• Capacitor Storage

    Scott Clandinin07/03/2019 at 05:50 0 comments

    Current Draw

    With two sets of stacked super caps, the total storage is brought to 60F.

    The below is the current draw of each major component. This doesn't encapsulate everything, especially with changing supply voltages, but it is a good show of how the LEDs have the majority of the current draw.

    555 Timer: 0.25mA

    4-bit binary counter: 1uA

    4-16 bit decoder: 8uA x 2

    Single LED: 27.5mA

    I selected the regulator to be 2.75V (just under the 2.8V rating of the caps). Since the forward voltage of the LEDs is 2V, this device has a useful range of only 0.75 volts. Once below 2V, the LEDs will no longer light up and the device will slowly bleed out the remaining energy.

    Charging Time and Run Time

    Upon powering the device with the charging coil, the caps quickly charge to 90-95% of the max voltage. I originally thought this was "close enough" to being charged. When removing from the supply after less than a minute of charging, the device would run out of power within a very short period of time. 

    Charging it for longer and monitoring it shows that the voltage quickly ramps up, but flattens out near the peak and takes quite a while to actually reach 2.75V. When giving it a long time to charge completely, the device was able to run for about four hours.

    Possible ways to increase run time:

    -increase supply voltage (limited by capacitor specs $$$)

    -more capacitance ($$$)

    -choose LEDs with lower forward voltage

    -run LEDs dimmer (larger series resistance)

    -find a timer with lower current draw (if available)

  • Assembling the PCB

    Scott Clandinin07/03/2019 at 05:00 0 comments

    I ordered my PCB through OSH Park.

    The board came out very nicely, but I did notice one error I made. Several of the footprints were custom made, including the supercapacitors. For these components I only considered the pad dimensions, but not the full package size (which is wider than the pads).

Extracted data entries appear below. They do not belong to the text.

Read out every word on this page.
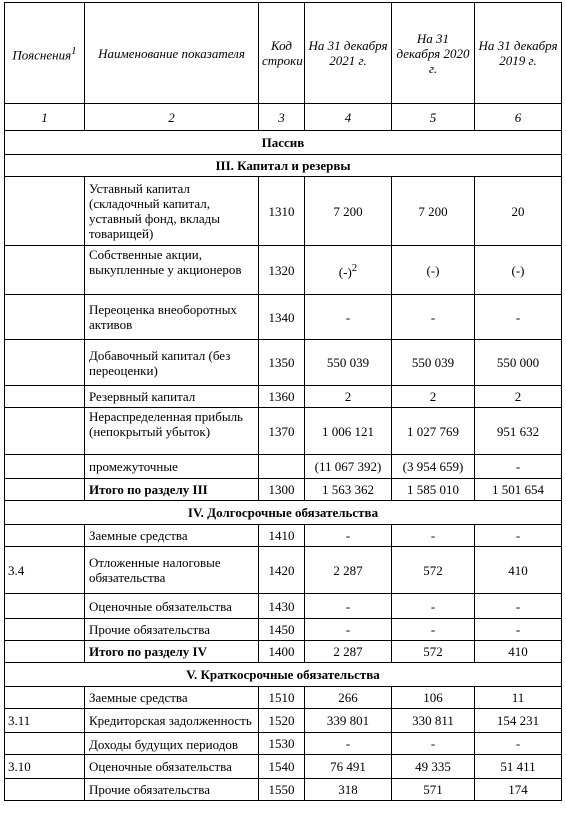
Пояснения$^1$	Наименование показателя	Код строки	На 31 декабря 2021 г.	На 31 декабря 2020 г.	На 31 декабря 2019 г.
1	2	3	4	5	6
Пассив					
III. Капитал и резервы					
	Уставный капитал (складочный капитал, уставный фонд, вклады товарищей)	1310	7 200	7 200	20

	Собственные акции, выкупленные у акционеров	1320	$(-)^2$	(-)	(-)
	Переоценка внеоборотных активов	1340	-	-	-
	Добавочный капитал (без переоценки)	1350	550 039	550 039	550 000
	Резервный капитал	1360	2	2	2

	Нераспределенная прибыль (непокрытый убыток)	1370	1 006 121	1 027 769	951 632
	промежуточные		(11 067 392)	(3 954 659)	-
	Итого по разделу III	1300	1 563 362	1 585 010	1 501 654
IV. Долгосрочные обязательства					
	Заемные средства	1410	-	-	-
3.4	Отложенные налоговые обязательства	1420	2 287	572	410

	Оценочные обязательства	1430	-	-	-
	Прочие обязательства	1450	-	-	-
	Итого по разделу IV	1400	2 287	572	410
V. Краткосрочные обязательства					
	Заемные средства	1510	266	106	11
3.11	Кредиторская задолженность	1520	339 801	330 811	154 231

	Доходы будущих периодов	1530	-	-	-
3.10	Оценочные обязательства	1540	76 491	49 335	51 411
	Прочие обязательства	1550	318	571	174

    I was still able to fit two of the capacitors on the board, and further added to this by stacking another two on the first ones.

    The first tests seemed to work as intended, but after being removed from the charging coil, the LEDs would go dark, and a few seconds later turn on again for only dozens of seconds. I had not considered in designing that the charging circuit would be back-fed by the capacitors and waste the energy that was just stored. I added a diode in series with the 5V coil output to stop any current flowing back to the charging module. This solved the issue and allowed for much longer operation time.

  • Schematic and PCB Layout

    Scott Clandinin07/01/2019 at 06:38 0 comments

    I designed the schematic and did the PCB layout with KiCad.

    The visual representation has some parts missing as a lot of the footprints were custom made.

  • Preliminary Design

    Scott Clandinin07/01/2019 at 06:31 0 comments

    The idea is to have an LED coaster powered from super capacitors and wirelessly charged. As capacitors don't have the storage capabilities of batteries, it is important to design this to have as low of power draw as possible. For that reason I won't be using a microcontroller, or having more than one LED on at a time.

    Main working parts:

    Wireless charging coil:

    -5V in, 5V out

    Super capacitors:

    -15F devices, rated for 2.8V

    Voltage regulator:

    -brings in 5V from the charging coil, regulates to 2.75V

    555 Timer:

    -set a frequency for a 4-bit binary counter

    4-bit binary counter:

    -count from 0-15. Feeds 4-16 bit decoder.

    4-16 bit decoder:

    -a counter feeding into this allows to pulse one LED at a time (16 total LEDs)


    16 LEDs along the edge of the coaster. The effect of one on at a time will create a spinning effect.